Colleges and Universities

After switching to online classes and requiring students to leave campus, universities across the country are now faced with class action suits alleging the schools failed to provide proper refunds or credits for unused room and board, tuition, and other student activities and campus fees. Students argue that online-only instruction is not what they paid for and should cost less. At some schools where students were not formally mandated to move out of on-campus housing, class members allege that the offer of continued housing was “illusory” given state and federal social distancing restrictions coupled with the cancellation of live classes.

Gyms, Ski Resorts, and Other Membership Venues

Venues such as gyms and ski resorts that offer memberships or season passes are facing class actions for either preventing members from canceling memberships timely or failing to provide pro-rated refunds after the venues had to close due to shelter in place orders. In Massachusetts, members of Boston Sports Club claim the chain violated state consumer protection laws by making “it nearly (if not) impossible for consumers to cancel their memberships or avoid charges” before the gym automatically processed their monthly dues. Similarly, Vail Resorts, Alterra Mountain Company, and Ikon Pass, which offer season passes to a collective of ski resorts, face claims that they breached their contract with pass holders and an express warranty in which they promised “unlimited access” throughout the ski season.
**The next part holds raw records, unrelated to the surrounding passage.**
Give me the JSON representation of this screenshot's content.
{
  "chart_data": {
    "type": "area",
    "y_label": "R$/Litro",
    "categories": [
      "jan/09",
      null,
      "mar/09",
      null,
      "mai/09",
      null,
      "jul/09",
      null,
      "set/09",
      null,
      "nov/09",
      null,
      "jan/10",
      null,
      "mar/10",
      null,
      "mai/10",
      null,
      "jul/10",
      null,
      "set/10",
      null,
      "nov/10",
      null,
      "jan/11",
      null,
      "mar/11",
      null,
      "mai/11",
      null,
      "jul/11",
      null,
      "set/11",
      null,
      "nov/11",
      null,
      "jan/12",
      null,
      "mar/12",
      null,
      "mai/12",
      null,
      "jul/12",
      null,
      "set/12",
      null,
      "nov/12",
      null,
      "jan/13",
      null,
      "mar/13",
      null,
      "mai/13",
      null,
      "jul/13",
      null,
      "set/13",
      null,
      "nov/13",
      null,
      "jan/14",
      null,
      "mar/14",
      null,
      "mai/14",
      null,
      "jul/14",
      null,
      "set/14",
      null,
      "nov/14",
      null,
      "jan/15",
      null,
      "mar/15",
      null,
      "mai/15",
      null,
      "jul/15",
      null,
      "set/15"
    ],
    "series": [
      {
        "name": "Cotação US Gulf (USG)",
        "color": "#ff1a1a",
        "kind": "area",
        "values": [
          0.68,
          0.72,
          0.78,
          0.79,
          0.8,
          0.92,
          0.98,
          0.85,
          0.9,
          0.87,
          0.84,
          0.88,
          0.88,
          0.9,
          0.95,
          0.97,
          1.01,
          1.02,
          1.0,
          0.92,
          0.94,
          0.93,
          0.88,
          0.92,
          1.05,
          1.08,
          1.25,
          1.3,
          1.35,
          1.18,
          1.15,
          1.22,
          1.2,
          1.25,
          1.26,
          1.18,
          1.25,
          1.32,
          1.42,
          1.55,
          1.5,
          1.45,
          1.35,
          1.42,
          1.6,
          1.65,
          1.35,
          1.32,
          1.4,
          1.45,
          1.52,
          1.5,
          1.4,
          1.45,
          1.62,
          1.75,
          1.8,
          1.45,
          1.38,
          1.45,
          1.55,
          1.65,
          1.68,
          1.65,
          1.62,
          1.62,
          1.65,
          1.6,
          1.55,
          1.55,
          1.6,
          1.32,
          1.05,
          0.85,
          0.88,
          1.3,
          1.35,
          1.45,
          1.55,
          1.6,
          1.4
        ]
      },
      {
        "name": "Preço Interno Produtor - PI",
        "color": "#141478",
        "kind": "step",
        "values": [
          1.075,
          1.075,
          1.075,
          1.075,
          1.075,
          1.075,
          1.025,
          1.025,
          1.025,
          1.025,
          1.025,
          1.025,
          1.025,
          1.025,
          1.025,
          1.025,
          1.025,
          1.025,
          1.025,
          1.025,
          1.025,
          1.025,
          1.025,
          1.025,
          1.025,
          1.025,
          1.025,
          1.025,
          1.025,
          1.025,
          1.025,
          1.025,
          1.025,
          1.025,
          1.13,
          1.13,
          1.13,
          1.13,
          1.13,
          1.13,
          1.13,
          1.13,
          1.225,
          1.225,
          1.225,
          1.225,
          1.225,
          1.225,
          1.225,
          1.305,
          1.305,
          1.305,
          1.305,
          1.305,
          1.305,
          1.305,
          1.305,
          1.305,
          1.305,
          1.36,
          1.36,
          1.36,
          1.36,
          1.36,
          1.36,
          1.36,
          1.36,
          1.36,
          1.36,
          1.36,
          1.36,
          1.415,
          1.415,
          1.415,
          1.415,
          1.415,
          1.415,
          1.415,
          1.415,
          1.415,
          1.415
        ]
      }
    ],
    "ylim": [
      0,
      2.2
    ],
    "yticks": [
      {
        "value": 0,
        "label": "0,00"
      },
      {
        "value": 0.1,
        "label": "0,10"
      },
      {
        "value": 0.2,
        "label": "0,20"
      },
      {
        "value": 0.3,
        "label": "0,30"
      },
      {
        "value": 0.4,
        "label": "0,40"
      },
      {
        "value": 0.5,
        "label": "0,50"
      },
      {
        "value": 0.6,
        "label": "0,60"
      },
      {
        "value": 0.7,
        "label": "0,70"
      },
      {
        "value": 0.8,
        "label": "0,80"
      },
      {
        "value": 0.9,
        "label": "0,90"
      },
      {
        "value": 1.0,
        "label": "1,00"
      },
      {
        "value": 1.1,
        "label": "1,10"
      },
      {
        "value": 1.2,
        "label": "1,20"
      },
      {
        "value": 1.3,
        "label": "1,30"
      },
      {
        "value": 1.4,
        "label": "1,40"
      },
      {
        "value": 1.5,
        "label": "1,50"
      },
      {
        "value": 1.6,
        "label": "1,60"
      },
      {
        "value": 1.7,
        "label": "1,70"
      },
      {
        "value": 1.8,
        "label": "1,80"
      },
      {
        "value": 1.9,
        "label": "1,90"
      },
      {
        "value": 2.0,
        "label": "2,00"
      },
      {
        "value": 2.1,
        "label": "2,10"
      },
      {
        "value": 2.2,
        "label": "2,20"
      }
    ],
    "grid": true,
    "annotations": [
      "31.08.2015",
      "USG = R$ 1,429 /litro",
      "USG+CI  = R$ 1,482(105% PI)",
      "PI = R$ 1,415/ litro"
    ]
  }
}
Business Interruption Insurance Cases

Numerous class actions have been brought involving business interruption insurance and those are covered here.

Takeaways

Businesses in a wide array of industries are falling victim to class actions filed as a result of the COVID-19 pandemic. As the pandemic continues, we expect that companies across all sectors of the economy will be susceptible to class action claims arising from COVID-19 disruptions. The ultimate test for these cases will be whether the plaintiffs can obtain class certification. Once a case becomes certified, its value increases exponentially, potentially causing substantial business, economic, and reputational risks for the defendant. It is critical to engage experienced class action counsel to navigate the thorny issues involved in these complex matters and to develop strategies early on to mitigate the potential scope of exposure.